The final assembly (\emph{CheloAbing 1.0}) is 2.3 Gb long, a size consistent with other turtle assemblies such as \textit{C. p. bellii} (2.59 Gb) \cite{BradleyShaffer2013}, and {\textit{C. mydasa}} and \textit{P. sinensis} (both around 2.2 Gb) \cite{Wang2013b}.
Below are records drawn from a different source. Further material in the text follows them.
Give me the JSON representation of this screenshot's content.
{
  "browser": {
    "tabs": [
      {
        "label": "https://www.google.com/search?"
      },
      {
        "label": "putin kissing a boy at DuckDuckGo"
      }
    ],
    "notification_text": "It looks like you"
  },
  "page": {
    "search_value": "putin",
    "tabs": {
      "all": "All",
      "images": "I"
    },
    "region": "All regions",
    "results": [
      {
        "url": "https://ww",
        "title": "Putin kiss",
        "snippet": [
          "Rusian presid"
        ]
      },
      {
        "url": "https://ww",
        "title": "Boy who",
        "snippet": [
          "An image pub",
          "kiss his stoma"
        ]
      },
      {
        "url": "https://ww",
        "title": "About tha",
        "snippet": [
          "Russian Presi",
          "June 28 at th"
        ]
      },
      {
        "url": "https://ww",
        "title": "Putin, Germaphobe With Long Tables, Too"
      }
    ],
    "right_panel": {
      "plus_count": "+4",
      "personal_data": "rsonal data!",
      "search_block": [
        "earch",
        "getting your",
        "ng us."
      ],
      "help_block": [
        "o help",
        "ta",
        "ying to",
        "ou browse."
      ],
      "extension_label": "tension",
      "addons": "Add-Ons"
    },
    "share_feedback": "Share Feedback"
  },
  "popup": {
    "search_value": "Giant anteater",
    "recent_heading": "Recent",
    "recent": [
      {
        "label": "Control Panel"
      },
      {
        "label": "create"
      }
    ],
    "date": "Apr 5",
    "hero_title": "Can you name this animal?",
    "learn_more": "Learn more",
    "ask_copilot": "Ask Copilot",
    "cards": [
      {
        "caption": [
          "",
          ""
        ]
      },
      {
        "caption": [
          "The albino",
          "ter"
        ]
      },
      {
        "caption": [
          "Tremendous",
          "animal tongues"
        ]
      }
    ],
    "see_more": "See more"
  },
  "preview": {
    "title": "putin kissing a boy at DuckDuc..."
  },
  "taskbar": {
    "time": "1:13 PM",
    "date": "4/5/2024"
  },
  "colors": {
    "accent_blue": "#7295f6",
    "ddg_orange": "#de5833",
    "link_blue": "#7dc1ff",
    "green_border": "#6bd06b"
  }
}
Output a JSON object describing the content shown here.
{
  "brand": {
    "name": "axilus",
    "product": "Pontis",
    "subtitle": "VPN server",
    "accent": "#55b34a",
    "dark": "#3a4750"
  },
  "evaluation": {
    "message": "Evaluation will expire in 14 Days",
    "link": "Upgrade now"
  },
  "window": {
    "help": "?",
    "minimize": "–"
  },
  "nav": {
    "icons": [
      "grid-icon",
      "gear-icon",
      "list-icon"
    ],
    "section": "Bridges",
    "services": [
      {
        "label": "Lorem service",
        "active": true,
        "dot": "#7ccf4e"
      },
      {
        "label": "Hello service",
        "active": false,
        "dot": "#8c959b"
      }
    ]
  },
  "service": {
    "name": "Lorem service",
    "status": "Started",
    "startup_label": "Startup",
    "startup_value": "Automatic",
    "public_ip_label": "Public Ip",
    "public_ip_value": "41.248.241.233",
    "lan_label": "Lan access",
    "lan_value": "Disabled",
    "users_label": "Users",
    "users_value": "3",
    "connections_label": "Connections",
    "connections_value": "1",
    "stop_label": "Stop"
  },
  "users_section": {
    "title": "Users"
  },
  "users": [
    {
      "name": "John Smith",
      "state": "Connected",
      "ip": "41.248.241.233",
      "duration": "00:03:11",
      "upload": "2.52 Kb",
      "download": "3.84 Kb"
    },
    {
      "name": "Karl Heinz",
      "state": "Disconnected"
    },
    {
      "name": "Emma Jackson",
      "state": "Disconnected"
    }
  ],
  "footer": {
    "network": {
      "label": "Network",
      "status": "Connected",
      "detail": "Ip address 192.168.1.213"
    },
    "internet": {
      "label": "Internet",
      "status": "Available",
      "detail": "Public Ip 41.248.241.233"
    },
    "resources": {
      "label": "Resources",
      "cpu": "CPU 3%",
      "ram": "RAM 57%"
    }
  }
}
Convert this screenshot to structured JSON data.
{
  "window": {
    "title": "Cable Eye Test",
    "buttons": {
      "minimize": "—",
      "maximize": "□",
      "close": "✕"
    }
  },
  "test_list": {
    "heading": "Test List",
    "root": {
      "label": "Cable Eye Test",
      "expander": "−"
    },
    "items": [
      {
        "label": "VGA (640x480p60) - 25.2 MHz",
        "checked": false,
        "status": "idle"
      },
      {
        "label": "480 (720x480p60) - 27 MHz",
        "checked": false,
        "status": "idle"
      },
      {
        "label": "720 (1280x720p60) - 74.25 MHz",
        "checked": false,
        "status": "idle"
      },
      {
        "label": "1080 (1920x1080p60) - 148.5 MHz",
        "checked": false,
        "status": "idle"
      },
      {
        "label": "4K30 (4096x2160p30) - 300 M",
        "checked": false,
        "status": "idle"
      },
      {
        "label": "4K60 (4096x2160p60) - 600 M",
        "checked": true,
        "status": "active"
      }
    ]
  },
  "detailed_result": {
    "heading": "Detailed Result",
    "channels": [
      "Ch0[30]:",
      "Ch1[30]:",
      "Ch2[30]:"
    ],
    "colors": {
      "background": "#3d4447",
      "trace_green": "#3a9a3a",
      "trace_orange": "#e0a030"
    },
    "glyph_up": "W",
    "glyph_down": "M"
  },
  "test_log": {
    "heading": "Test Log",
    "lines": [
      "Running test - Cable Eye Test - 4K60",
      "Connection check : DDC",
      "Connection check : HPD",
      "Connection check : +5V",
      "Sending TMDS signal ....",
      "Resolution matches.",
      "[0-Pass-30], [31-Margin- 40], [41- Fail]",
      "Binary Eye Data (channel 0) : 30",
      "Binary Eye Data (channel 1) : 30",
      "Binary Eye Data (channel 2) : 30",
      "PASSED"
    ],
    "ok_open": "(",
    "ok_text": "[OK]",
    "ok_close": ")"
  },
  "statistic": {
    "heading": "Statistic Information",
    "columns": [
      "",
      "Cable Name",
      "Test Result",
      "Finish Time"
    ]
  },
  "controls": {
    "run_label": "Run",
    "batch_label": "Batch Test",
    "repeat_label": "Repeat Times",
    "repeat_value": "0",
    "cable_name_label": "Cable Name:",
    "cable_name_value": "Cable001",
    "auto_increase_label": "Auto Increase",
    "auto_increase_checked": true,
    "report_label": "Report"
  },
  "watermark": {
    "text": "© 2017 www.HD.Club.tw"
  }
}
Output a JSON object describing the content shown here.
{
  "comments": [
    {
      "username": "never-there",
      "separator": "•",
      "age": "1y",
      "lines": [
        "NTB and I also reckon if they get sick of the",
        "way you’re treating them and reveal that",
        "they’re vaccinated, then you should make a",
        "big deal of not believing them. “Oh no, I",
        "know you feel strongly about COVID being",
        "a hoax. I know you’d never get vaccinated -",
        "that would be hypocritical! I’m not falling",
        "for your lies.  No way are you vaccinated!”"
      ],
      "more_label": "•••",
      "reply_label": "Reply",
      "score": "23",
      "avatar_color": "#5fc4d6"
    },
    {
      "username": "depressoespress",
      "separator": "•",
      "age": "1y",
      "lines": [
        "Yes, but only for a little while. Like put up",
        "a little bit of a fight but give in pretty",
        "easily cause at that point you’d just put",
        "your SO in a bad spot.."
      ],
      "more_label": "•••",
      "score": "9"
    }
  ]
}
According to the masking procedure, 28.5\% of the genome represents repetitive elements.
Of these, the larger group is that of retroelements, which add up to 17.86\% of the assembly (Table \ref{t_george_repeatmasker}).

\begin{table}[h]
    \centering
    \caption[Repeated elements in \textit{C. abingdonii}]{\footnotesize Repeated elements in the genomes of \textit{C. abingdonii} and \textit{C. p. bellii}, showing number of elements (\texttt{n}), total length (\texttt{bp}), and percentage of genome covered (\texttt{\%}).}
    \begin{tabular}{lrrrrrrr}
        %\cline{2-6}
        \hline \hline
        & & \multicolumn{3}{c}{\textit{C. abingdonii}} & & \multicolumn{2}{c}{\textit{C. p. bellii}} \\
        \cline{3-5} \cline{7-8}
        \multicolumn{1}{l}{Repeat type}       & & n         & bp            & \%            & & bp            & \% \\ \hline \hline
        \multicolumn{1}{l}{SINEs}             & & 215,691   & 33,047,802    & 1.40          & & 44,277,662    & 1.87 \\
        \multicolumn{1}{l}{PLEs}              & & 156,168   & 35,941,354    & 1.56          & & -             & - \\
        \multicolumn{1}{l}{LINEs}             & & 572,190   & 231,609,979   & 10.07         & & 248,848,977   & 10.52 \\
        \multicolumn{1}{l}{LRTs}              & & 243,123   & 146,157,459   & 6.35          & & 123,030,173   & 5.20 \\
        \multicolumn{1}{l}{DNA Transposons}   & & 1,044,675 & 227,423,152   & 9.88          & & 18,952,044    & 9.80 \\ 
        \multicolumn{1}{l}{Unclassified}      & & 84,016    & 17,050,133    & 0.74          & & 20,076,666    & 0.80 \\ 
        \multicolumn{1}{l}{Small RNAs}        & & 42,858    & 8,412,400     & 0.37          & & 8,527,612     & 0.36 \\
        \multicolumn{1}{l}{Simple repeats}    & & 8,199     & 1,475,310     & 0.06          & & 11,395,517    & 0.48 \\
        \multicolumn{1}{l}{Low complexity}    & & 192       & 64,291        & $\sim$0.00    & & 2,244,030     & 0.09 \\ \hline \hline
    \end{tabular}
    \label{t_george_repeatmasker}
\end{table}

Additionally, since PacBio sequencing features frequent errors, we compiled regions covered only by these reads and added them to the header of the assembly.
A file containing this information is available in the assembly entry at the NCBI database (\href{https://www.ncbi.nlm.nih.gov/nuccore/PKMU00000000.1/}{www.ncbi.nlm.nih.gov/nuccore/PKMU00000000.1/}).
Point variants belonging to these regions are not reported unless validated by other means.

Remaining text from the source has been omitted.